DX Application Performance Management

Duane_Nielsen

Apr 07, 2015 04:18 PM

Main thing to look out for for calcs is CPU utilization and metric explosion (generating a lot of historical metrics).

Slow EM's are usually slow due to large amounts of historical metrics, and long "harvest durations", the amount of time it takes to read data from the spool and store it into smartstor.

This generally is caused by too many metrics coming in and not enough disk IO speed.

What I'm trying to say is that the APM cluster is generally IO bound, not CPU bound.. so unless you write a super crazy calculator, there is generally a lot of resources available for calculators.

Legacy User

Apr 07, 2015 04:05 PM

Hi Duane,

very interesting, thank you, I am bookmarking this for a quiet day.

I also have to learn to monitor the manager metrics so I can detect the impact (or lack thereof) of the scripts.

Duane_Nielsen

Apr 07, 2015 03:44 PM

Hi Fred, here is an example script that calculates a difference between the current and previous value.

diffNetStat_calculator.txt

Legacy User

Apr 07, 2015 03:06 PM

I found an old email reporting that there were gaps in the data due to a metricData.length == 0 so I am adding this

if( metricData.length <= 0 ) { log.info("metricData.length is 0"); }

would this happen - only - when the MoM is too busy?

is there an elegant way to remember the previous values and use them when the script fails to evaluate the current metrics values?

Duane_Nielsen

Feb 27, 2015 03:02 PM

Ok that makes sense, in a funny kind of way... Looks like we may need to handle unmounting of dead agents in the script somehow.

Let me throw it on the to-do list...

Legacy User

Jan 22, 2015 03:15 PM

Update 1:

I got a few log.info "ZZC timeslicedValue.value is empty undefined or null" on the mom ... interestingly also on the collector where I observed that this might be related to prior (we set the timeout to 100080)

1/22/15 11:24:41.757 MET [INFO] [TimerBean] [Manager.Agent] Automatically unmounting Agent "SuperDomain|foo|bar|server" after no communication for 10080 minute(s).

1/22/15 11:24:41.758 MET [INFO] [TimerBean] [Manager.Agent] Unmount completed of Agent "SuperDomain|foo|bar|server"

In this case there were no false alert as we set to only trigger alert notifiation "when severity increases"

Duane_Nielsen

Jan 14, 2015 12:57 PM

Awesome, let’s see how it goes!

Duane Nielsen

CA Technologies

Principal Consultant, Presales

Tel: 480 760 1559

Mobile: 480 760 1559

Duane.Nielsen@ca.com

<mailto:Duane.Nielsen@ca.com>

Legacy User

Jan 13, 2015 06:41 PM

Thanks.
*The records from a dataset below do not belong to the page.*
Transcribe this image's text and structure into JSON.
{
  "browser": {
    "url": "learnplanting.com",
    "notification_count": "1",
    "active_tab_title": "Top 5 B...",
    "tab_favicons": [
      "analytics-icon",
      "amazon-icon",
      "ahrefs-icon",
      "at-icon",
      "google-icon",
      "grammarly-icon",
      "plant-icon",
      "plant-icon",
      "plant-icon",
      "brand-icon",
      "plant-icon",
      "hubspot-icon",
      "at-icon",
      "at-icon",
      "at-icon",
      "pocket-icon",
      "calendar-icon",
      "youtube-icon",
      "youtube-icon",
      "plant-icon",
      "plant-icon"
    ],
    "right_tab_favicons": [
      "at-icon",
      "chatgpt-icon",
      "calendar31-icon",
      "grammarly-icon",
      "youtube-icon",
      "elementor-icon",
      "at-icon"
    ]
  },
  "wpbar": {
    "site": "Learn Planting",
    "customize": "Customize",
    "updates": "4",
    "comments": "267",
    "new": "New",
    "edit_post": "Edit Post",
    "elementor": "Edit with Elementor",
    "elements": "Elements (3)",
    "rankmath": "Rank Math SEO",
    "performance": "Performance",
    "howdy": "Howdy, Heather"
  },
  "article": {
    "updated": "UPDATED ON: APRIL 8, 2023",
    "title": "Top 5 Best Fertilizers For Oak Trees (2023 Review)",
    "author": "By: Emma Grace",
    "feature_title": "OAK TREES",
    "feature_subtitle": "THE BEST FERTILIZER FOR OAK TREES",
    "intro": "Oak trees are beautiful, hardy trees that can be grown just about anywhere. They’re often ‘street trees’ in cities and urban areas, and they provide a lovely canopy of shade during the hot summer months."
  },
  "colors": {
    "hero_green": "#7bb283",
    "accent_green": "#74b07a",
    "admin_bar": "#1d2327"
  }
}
I am going to push the script at the same time as the other and see if the corresponding alerts behave differently.

Since I wonder if it is possible to have a timesliceValue undefined or null and if that matters at all, I made two temporary corrections for my testing - unfortunatelly it is going to take a couple weeks to see anything

if( ! metricData[i].timeslicedValue.value ) { log.info("ZZC timeslicedValue.value is empty undefined or null"); }

if ( agentStatus[thisUid] < metricData[i].timeslicedValue.value ) { agentStatus[thisUid]= metricData[i].timeslicedValue.value; }

Duane_Nielsen

Jan 05, 2015 06:19 PM

Hi Fred, Basically what the change does is...
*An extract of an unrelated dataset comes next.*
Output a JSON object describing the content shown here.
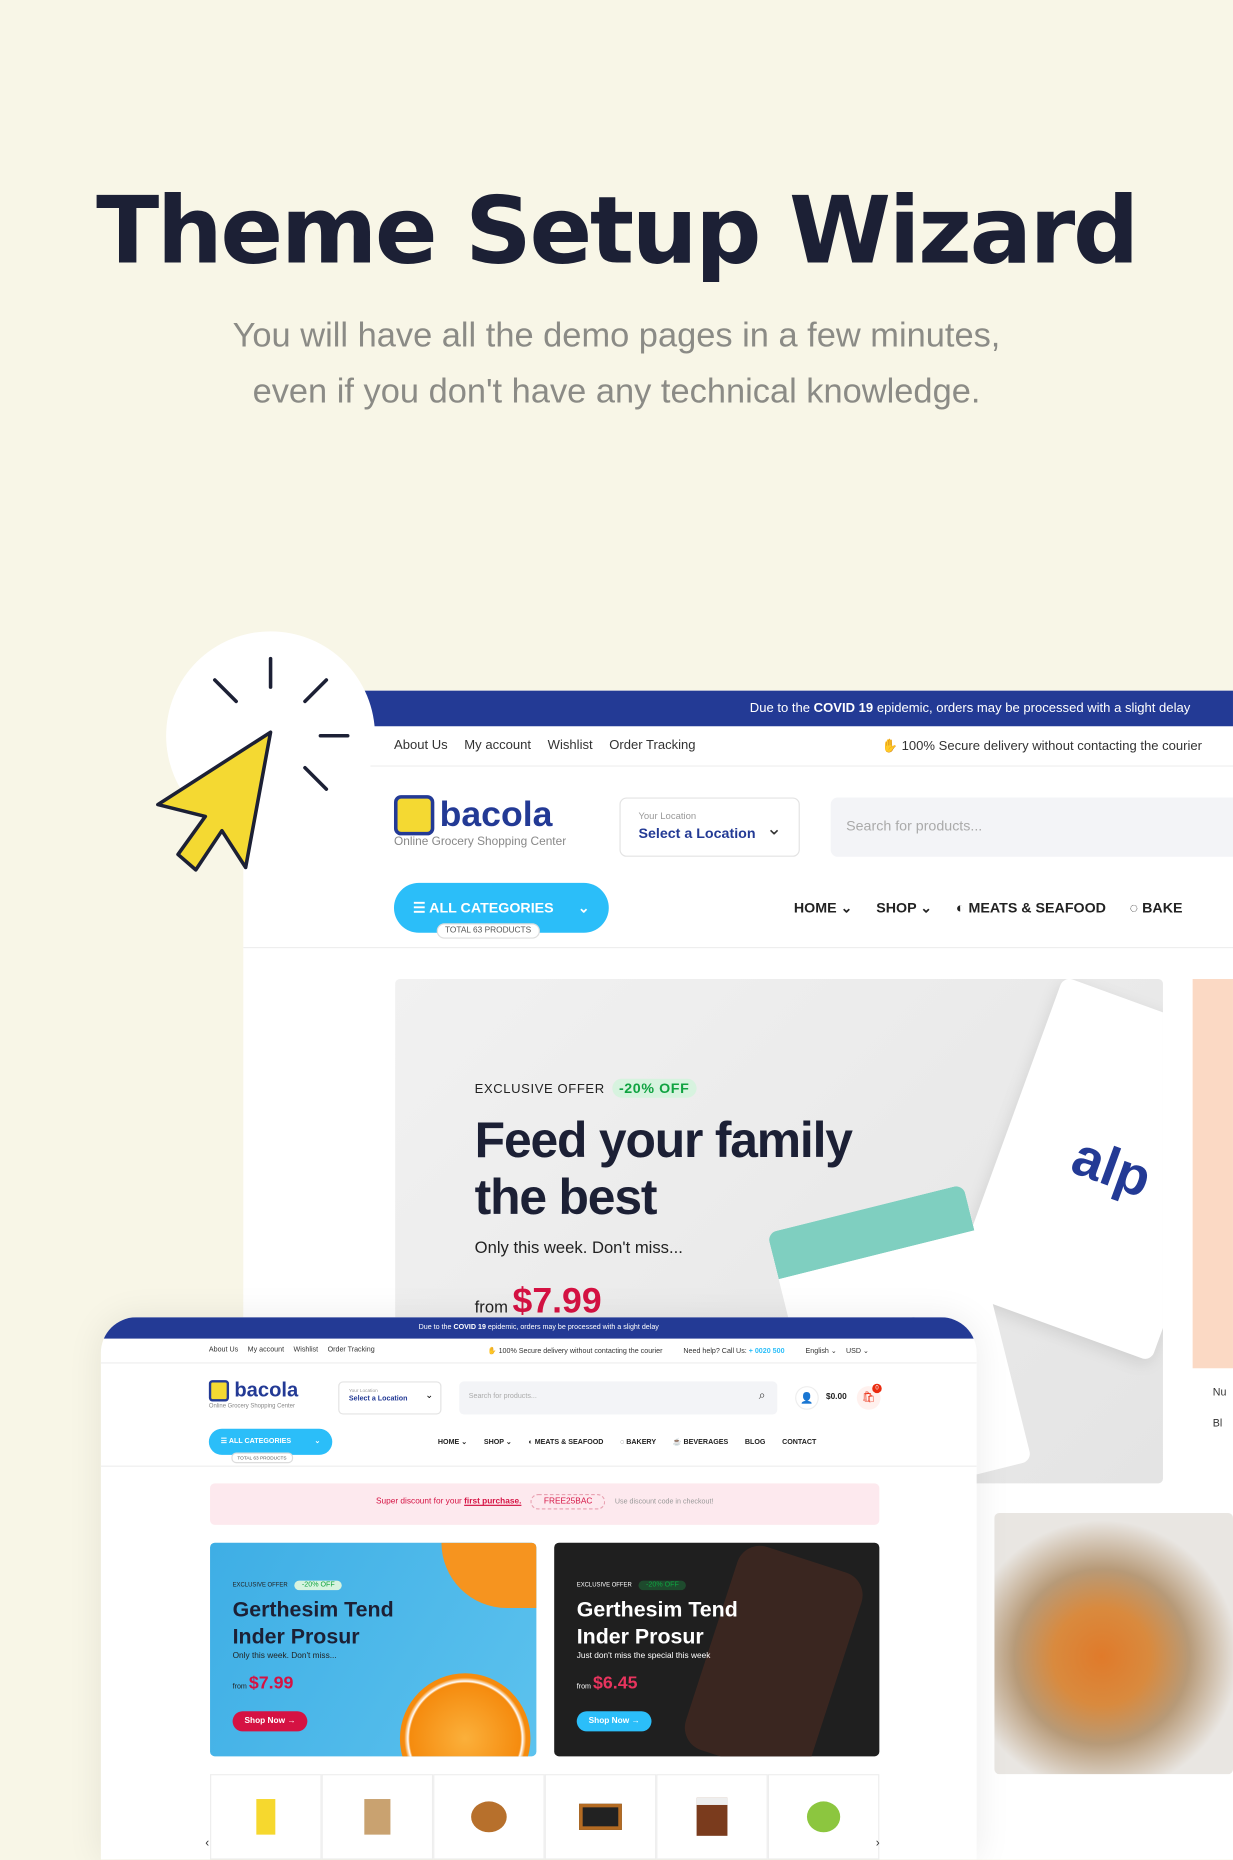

1. If we see the agent connected anywhere.. then set it connected, and leave it set as connected for that interval.

That way if the agent is reporting in twice, connected to one collector and not connected to another, then it will show connected.

2. In the case where the agent shows up more than once in two non-connected statuses.. then just take the highest status number. (if it only shows up once, then it just takes the current number).
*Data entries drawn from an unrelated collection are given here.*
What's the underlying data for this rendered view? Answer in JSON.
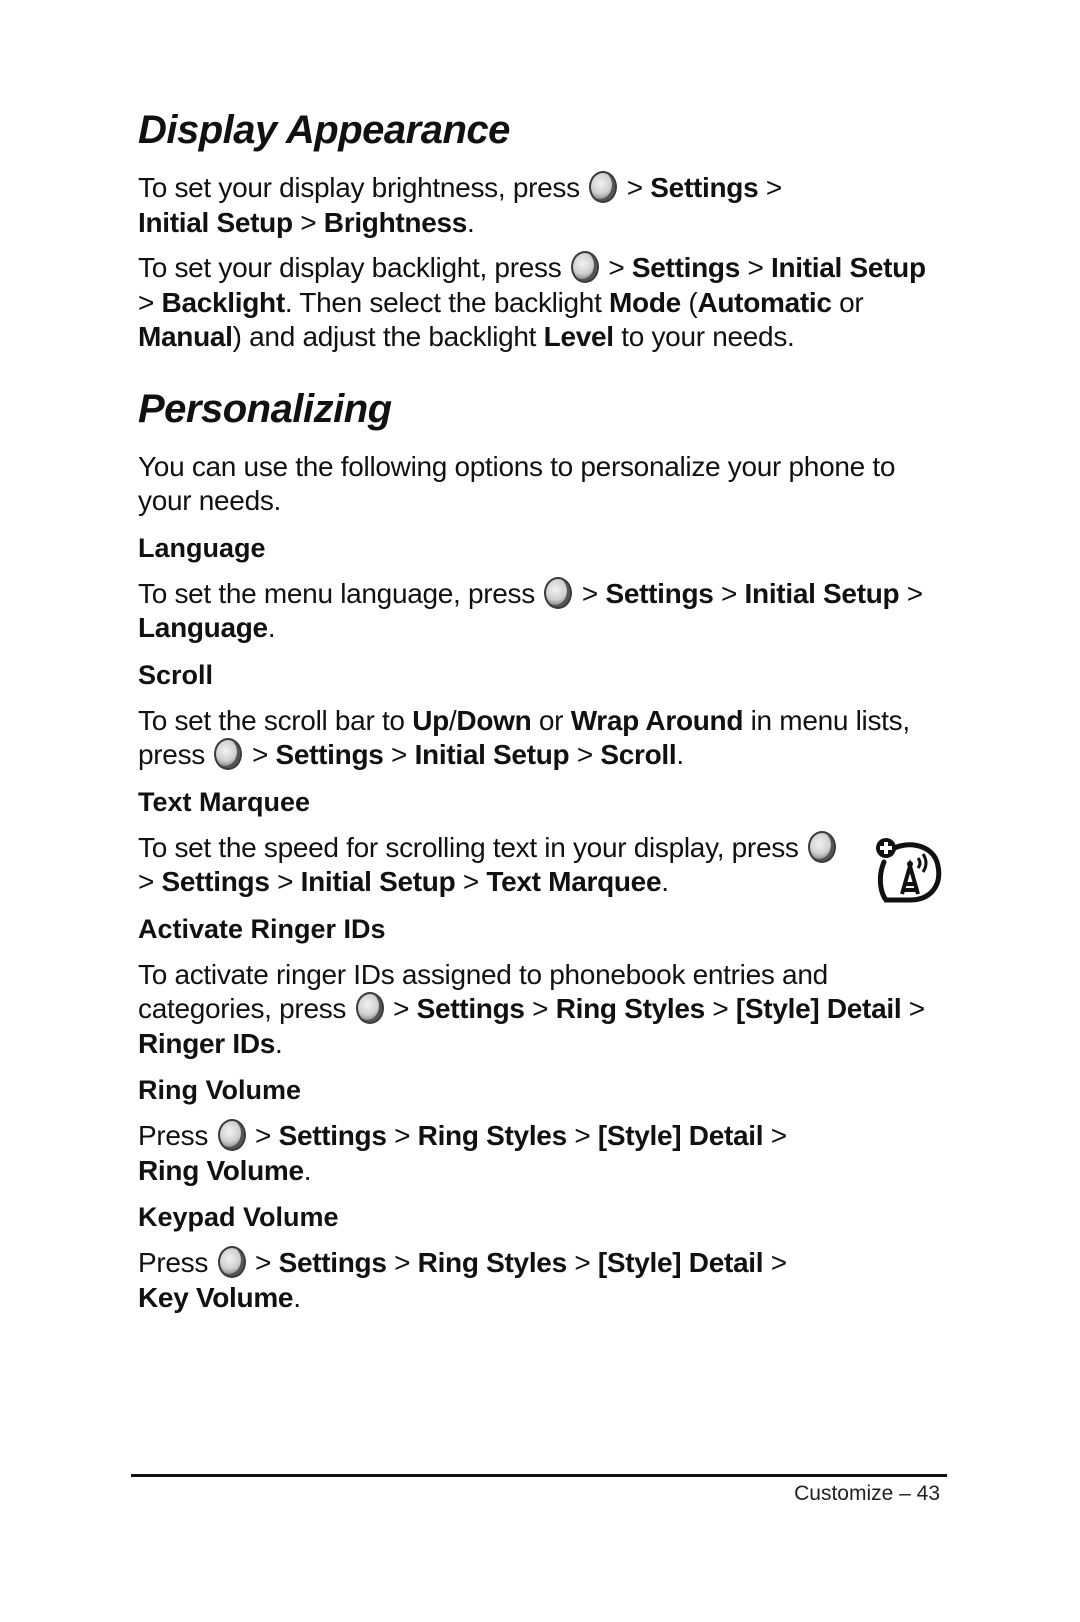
{
  "sections": {
    "display": {
      "title": "Display Appearance",
      "p1": {
        "a": "To set your display brightness, press",
        "b": " > ",
        "c": "Settings",
        "d": " >",
        "e": "Initial Setup",
        "f": " > ",
        "g": "Brightness",
        "h": "."
      },
      "p2": {
        "a": "To set your display backlight, press",
        "b": " > ",
        "c": "Settings",
        "d": " > ",
        "e": "Initial Setup",
        "f": " > ",
        "g": "Backlight",
        "h": ". Then select the backlight ",
        "i": "Mode",
        "j": "(",
        "k": "Automatic",
        "l": " or ",
        "m": "Manual",
        "n": ") and adjust the backlight ",
        "o": "Level",
        "p": " to your needs."
      }
    },
    "personalizing": {
      "title": "Personalizing",
      "intro": "You can use the following options to personalize your phone to your needs.",
      "language": {
        "heading": "Language",
        "a": "To set the menu language, press",
        "c": "Settings",
        "e": "Initial Setup",
        "g": "Language"
      },
      "scroll": {
        "heading": "Scroll",
        "a": "To set the scroll bar to ",
        "b": "Up",
        "c": "/",
        "d": "Down",
        "e": " or ",
        "f": "Wrap Around",
        "g": " in menu lists, press",
        "h": "Settings",
        "i": "Initial Setup",
        "j": "Scroll"
      },
      "marquee": {
        "heading": "Text Marquee",
        "a": "To set the speed for scrolling text in your display, press",
        "c": "Settings",
        "e": "Initial Setup",
        "g": "Text Marquee"
      },
      "ringer_ids": {
        "heading": "Activate Ringer IDs",
        "a": "To activate ringer IDs assigned to phonebook entries and categories, press",
        "c": "Settings",
        "e": "Ring Styles",
        "g": "[Style] Detail",
        "i": "Ringer IDs"
      },
      "ring_volume": {
        "heading": "Ring Volume",
        "a": "Press",
        "c": "Settings",
        "e": "Ring Styles",
        "g": "[Style] Detail",
        "i": "Ring Volume"
      },
      "keypad_volume": {
        "heading": "Keypad Volume",
        "a": "Press",
        "c": "Settings",
        "e": "Ring Styles",
        "g": "[Style] Detail",
        "i": "Key Volume"
      }
    }
  },
  "separators": {
    "gt": " > ",
    "period": "."
  },
  "icons": {
    "menu_key": "menu-key-icon",
    "network_feature": "network-subscription-feature-icon"
  },
  "footer": {
    "text": "Customize – 43"
  }
}
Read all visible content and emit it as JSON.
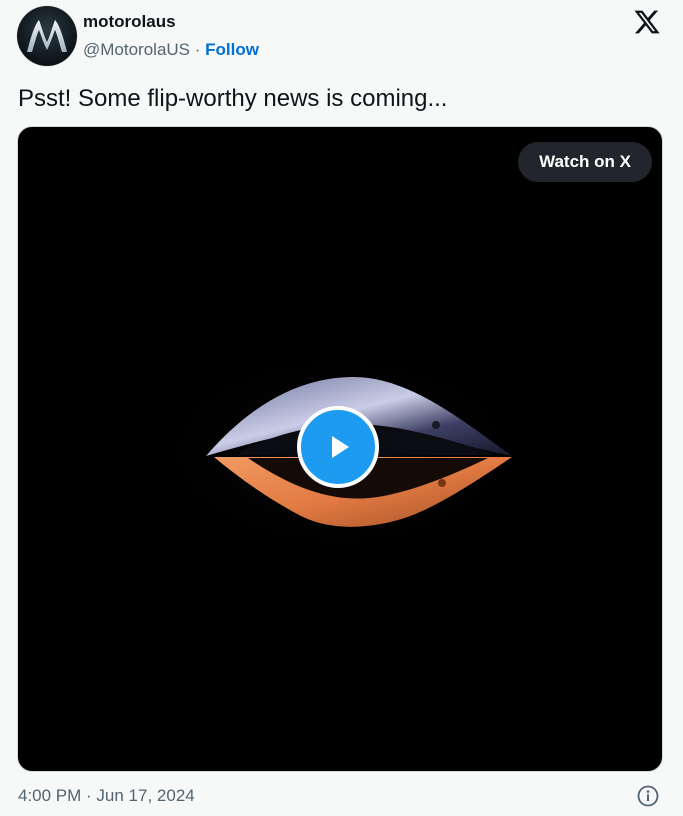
{
  "author": {
    "display_name": "motorolaus",
    "handle": "@MotorolaUS",
    "separator": "·",
    "follow_label": "Follow"
  },
  "tweet": {
    "text": "Psst! Some flip-worthy news is coming...",
    "timestamp": "4:00 PM · Jun 17, 2024"
  },
  "media": {
    "watch_label": "Watch on X"
  },
  "colors": {
    "follow_link": "#006fd6",
    "play_button": "#1d9bf0",
    "media_background": "#000000",
    "muted_text": "#536471"
  },
  "icons": {
    "logo": "x-logo-icon",
    "play": "play-icon",
    "info": "info-icon",
    "avatar": "motorola-logo-icon"
  }
}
I suspect 2. might be causing your false alerts. Maybe try reversing the > in the script to a < , (see below) so it takes the lowest value, and see if the alerts go away. If that works.. then we will need to study the problem in more detail and see if the alerts are really false or what...

                                // if the agent is connected, set it connected
                                                if ( metricData[i].timeslicedValue.value == 1 ) {
                                                                agentStatus[thisUid]= metricData[i].timeslicedValue.value;
                                                }

// else if we have already seen this agent connected to any collector, then leave the status as connected (1 means connected)
else if (agentStatus[thisUid] != 1) {

// else, just use the highest error value we have seen for this agent

                                                                if ( metricData[i].timeslicedValue.value < agentStatus[thisUid] ) {
                                                                                agentStatus[thisUid]= metricData[i].timeslicedValue.value;
                                                                }
                                                }

Haruhiko Davis

Dec 18, 2014 06:09 PM

I posted it originally, so I can do that.

Chris_Kline

Dec 18, 2014 05:44 PM

Good idea, Fred. @Hiko, wanna add this to the list for us to share?

Legacy User

Dec 18, 2014 05:40 PM

To everyone who installed this script - do you get false alerts ?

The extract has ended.